Severe radiation-induced leukoencephalopathy: Case report and literature review.

Introduction

Whole-brain radiation therapy (WBRT) remains standard practice for cerebral metastases, either as monotherapy or in conjunction with surgery or stereotactic radiosurgery (SRS). Although potential radiation-induced side effects after WBRT are well described, we report the first (to our knowledge) case of fatal leukoencephalopathy following WBRT and SRS boost.

Case

The patient was, at time of initial diagnosis, a 63-year-old woman with a right lower lobe lung mass incidentally detected during workup for persistent back pain. Medical history was notable only for well-managed hypertension, hypothyroidism, and esophageal reflux. Subsequent workup disclosed 2 synchronous lung primaries: a ride-sided pT1N1 adenocarcinoma and a left-sided pT2aN0 adenocarcinoma, each treated with surgical resection and lymph node sampling. The morphologic subtypes suggested 2 primary cancers versus metastatic disease. She received 1 cycle of full-dose cisplatin/vinorelbine, with further planned cycles aborted because of poor tolerance and functional decline. Approximately 1.5 years after chemotherapy, she developed headaches and right-sided ataxia. Magnetic resonance imaging (MRI) disclosed 5 lesions, with the largest in the left frontal (2.3 × 2.6 cm), right frontal (1.8 × 2.0 cm), and right parietal (1.7 × 1.6 cm) regions. There had been no prior brain imaging; positron emission tomography imaging did not reveal active extracranial disease.

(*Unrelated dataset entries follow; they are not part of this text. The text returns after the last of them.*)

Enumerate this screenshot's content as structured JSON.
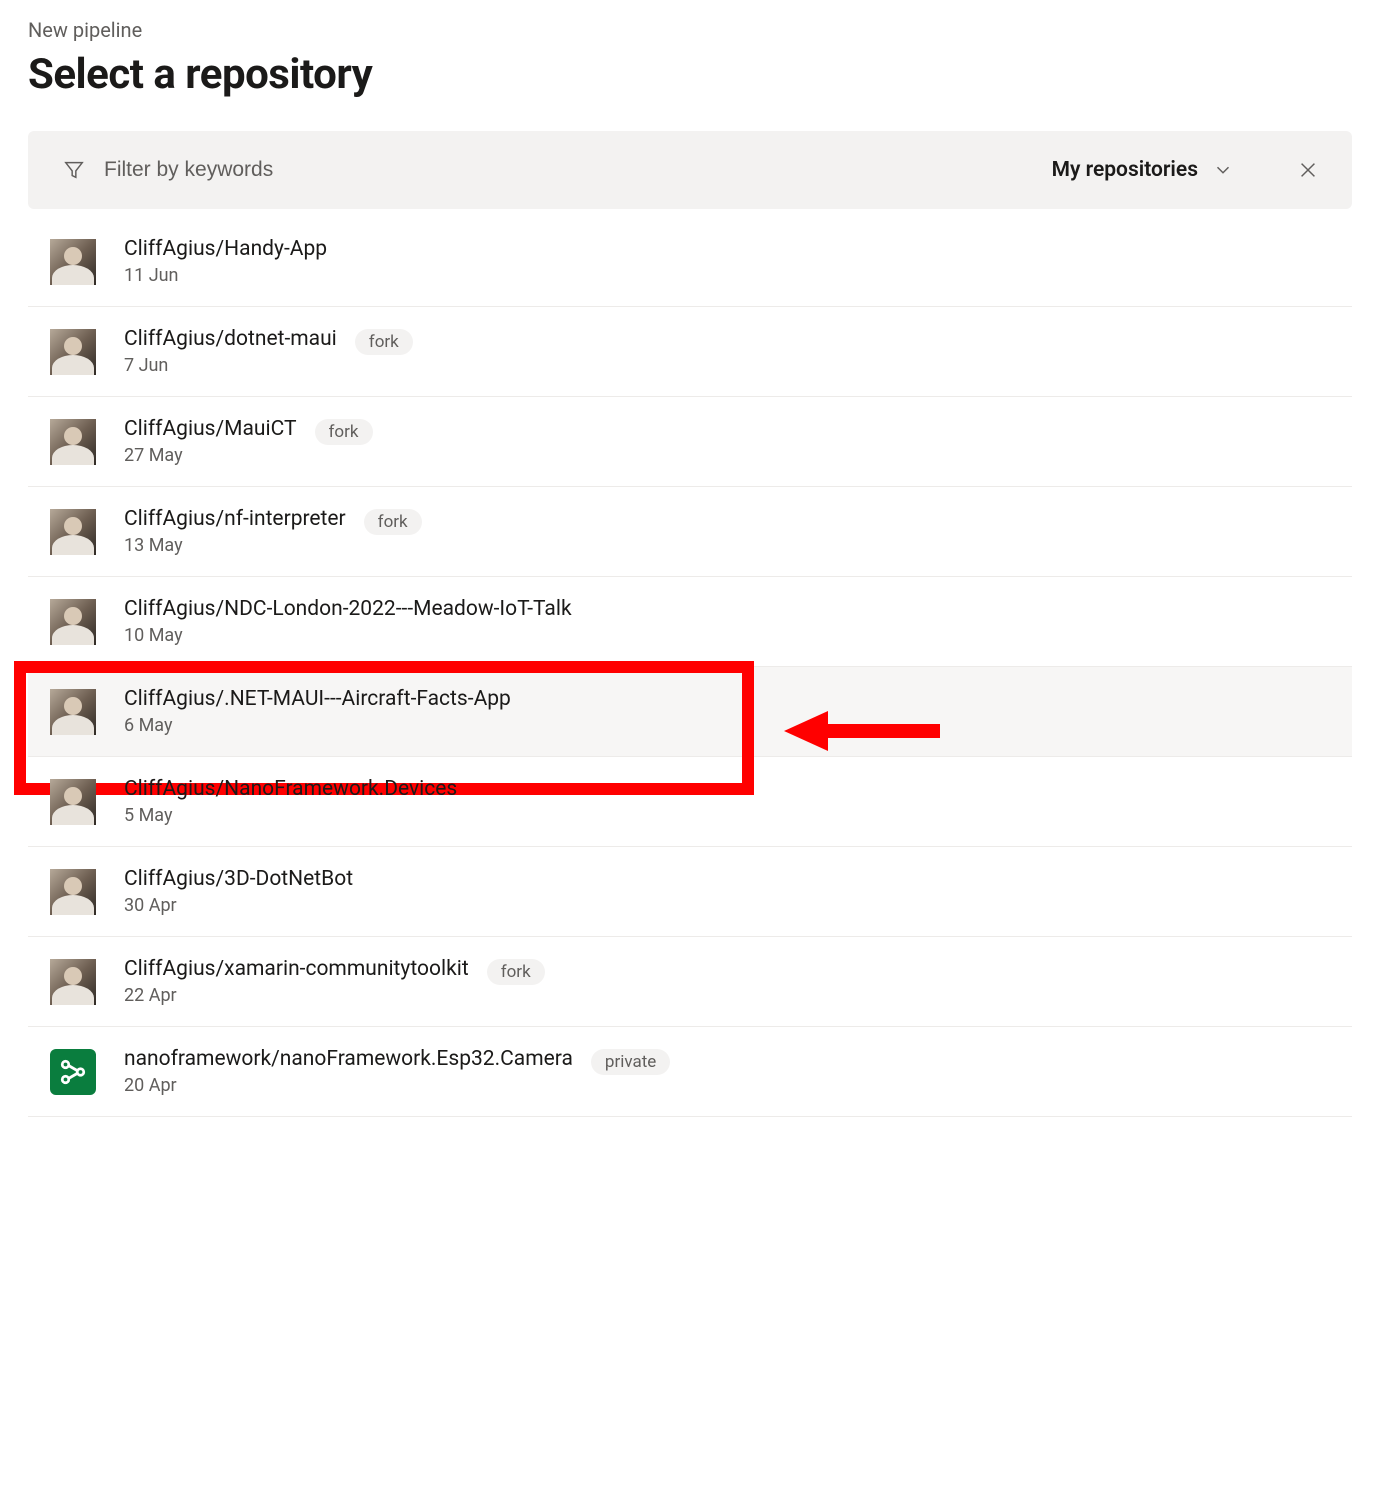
{
  "breadcrumb": "New pipeline",
  "title": "Select a repository",
  "filter": {
    "placeholder": "Filter by keywords",
    "scope_label": "My repositories"
  },
  "badges": {
    "fork": "fork",
    "private": "private"
  },
  "repos": [
    {
      "name": "CliffAgius/Handy-App",
      "date": "11 Jun",
      "badge": null,
      "avatar": "user",
      "highlighted": false
    },
    {
      "name": "CliffAgius/dotnet-maui",
      "date": "7 Jun",
      "badge": "fork",
      "avatar": "user",
      "highlighted": false
    },
    {
      "name": "CliffAgius/MauiCT",
      "date": "27 May",
      "badge": "fork",
      "avatar": "user",
      "highlighted": false
    },
    {
      "name": "CliffAgius/nf-interpreter",
      "date": "13 May",
      "badge": "fork",
      "avatar": "user",
      "highlighted": false
    },
    {
      "name": "CliffAgius/NDC-London-2022---Meadow-IoT-Talk",
      "date": "10 May",
      "badge": null,
      "avatar": "user",
      "highlighted": false
    },
    {
      "name": "CliffAgius/.NET-MAUI---Aircraft-Facts-App",
      "date": "6 May",
      "badge": null,
      "avatar": "user",
      "highlighted": true
    },
    {
      "name": "CliffAgius/NanoFramework.Devices",
      "date": "5 May",
      "badge": null,
      "avatar": "user",
      "highlighted": false
    },
    {
      "name": "CliffAgius/3D-DotNetBot",
      "date": "30 Apr",
      "badge": null,
      "avatar": "user",
      "highlighted": false
    },
    {
      "name": "CliffAgius/xamarin-communitytoolkit",
      "date": "22 Apr",
      "badge": "fork",
      "avatar": "user",
      "highlighted": false
    },
    {
      "name": "nanoframework/nanoFramework.Esp32.Camera",
      "date": "20 Apr",
      "badge": "private",
      "avatar": "org",
      "highlighted": false
    }
  ],
  "annotation": {
    "highlighted_index": 5
  }
}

Steroids were initiated, after which WBRT (30 Gy/10 fractions) was completed. Because of recurrent headache, she remained on 10 mg dexamethasone daily. One month post-WBRT, the 3 bulkier lesions were treated with frameless, linear accelerator–based SRS; each lesion received 15.5 Gy to isocenter and 13 Gy to the periphery (Fig 1).

Figure 1

Contrast-enhanced T1-weighted magnetic resonance images 1 month after whole-brain radiation therapy for stereotactic radiosurgery planning.

Approximately 1 month post-SRS and after resolution of the previously mentioned issues, she developed fatigue, anorexia, failure to thrive, and persistent but minor mental status changes, notable for decreased interactivity. Steadily, her neurocognitive decline progressed with worsening fatigue, inattention, inactivity, decreased personal interactivity, and poor oral intake in the absence of headaches or focal neurologic deficits. Eventually she slept the majority of the day, although she remained arouseable and appropriate in actions and communication during wakeful periods, which continued to diminish in frequency and duration. Magnetic resonance imaging (2 weeks before death) showed regression of the SRS-targeted lesions and decreased perilesional edema; 2 infratentorial lesions (not boosted with SRS) were no longer visualized. There was interval development of cerebral and cerebellar volume loss, with new bilateral deep and periventricular white matter changes (Fig 2). Additional diagnostic testing, including urine and blood cultures, syphilis screening, blood counts, and metabolic panels, were unremarkable. An electroencephalogram showed diffuse background slowing consistent with moderate to severe encephalopathy with no focal or epileptiform abnormalities. Lumbar puncture was not performed. The patient died (2 months after SRS, 3 months after WBRT) under a comfort care approach, with punctate episodes of consciousness prior. Autopsy was declined by her family.

Figure 2

Magnetic resonance images during patient’s final hospitalization. Axial T1-weighted postcontrast images showing regression of treated lesions (top). Axial T2-weighted fluid attenuated inversion recovery images showing diffuse subcortical white matter hyperintensities (bottom).

Discussion

Radiation-induced leukoencephalopathy is a well-described late sequelae defined clinically by variable neurocognitive changes and radiologically by deep and periventricular white matter hyperintensities on T2-weighted MRI series in the absence of focal lesions.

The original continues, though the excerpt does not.